23-59-60

A “leap second” will be added to the world’s official clocks today, December 31, 2016  at 23 hours, 59 minutes and 59 seconds Coordinated Universal Time (UTC). That is 6:59:59 p.m. EST in my neighborhood. I will get an extra second and it will pass in a heartbeat. Easy come, easy go.

Those official world clocks will actually read 23:59:60 before ticking over to midnight. That’s unique.

Why do we have to add a second now and then to those very accurate clocks?  It is because the Earth’s rotation around its own axis is gradually slowing down. I thought I felt things slowing down lately.
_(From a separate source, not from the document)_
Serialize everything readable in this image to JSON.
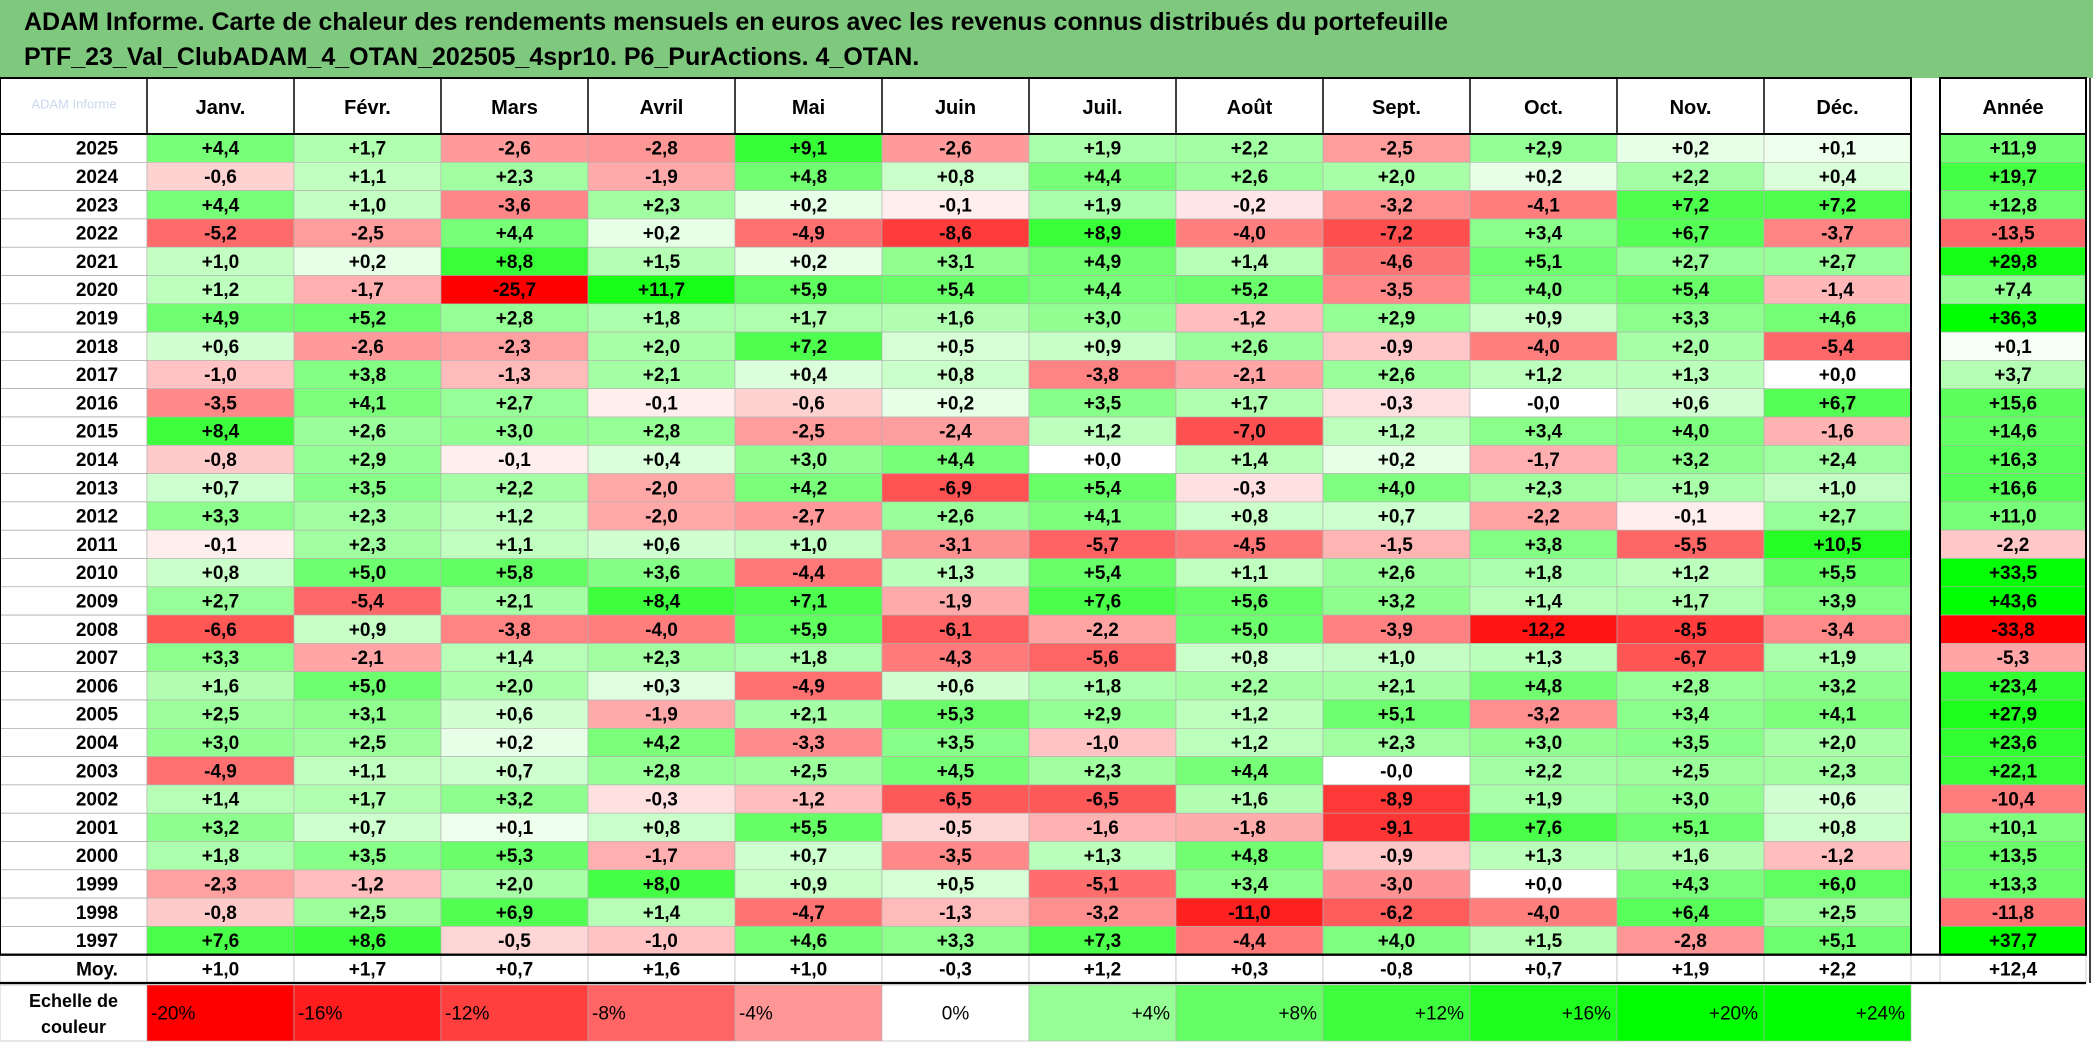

Atomic clocks tick away at pretty much the same speed over millions of years. Compared to the Earth’s rotation, atomic clocks are simply too consistent.

We have done this adding of a second since 1972. That first time, UTC was 10 seconds behind Atomic Time. We have added 26 leap seconds so far. I hope to accrue at least a half a minute extra in this lifetime.

It does not mean that the days are any longer. Only on that leap second day (which hardly anyone seems to hold a celebration for) we had 86,401 seconds instead of the usual 86,400 seconds.

Our units of time were defined based on the Earth’s rotation relative to distant celestial bodies. That changed when atomic clocks came into being in the mid-20th century.

Our Moon’s gravitational pull is one reason why the Earth’s spin is slowing down. We lose between 1.5 to 2 milliseconds per day compared to atomic time. We are off by a full second every 500 to 750 days.

Leap seconds are always added on June 30 or December 31 of a particular year. In 1972, they added them on both dates. But, I suppose, this leap second really won’t affect people, though I think it is nice to know and might be a good icebreaker at your New Year’s Eve party tonight.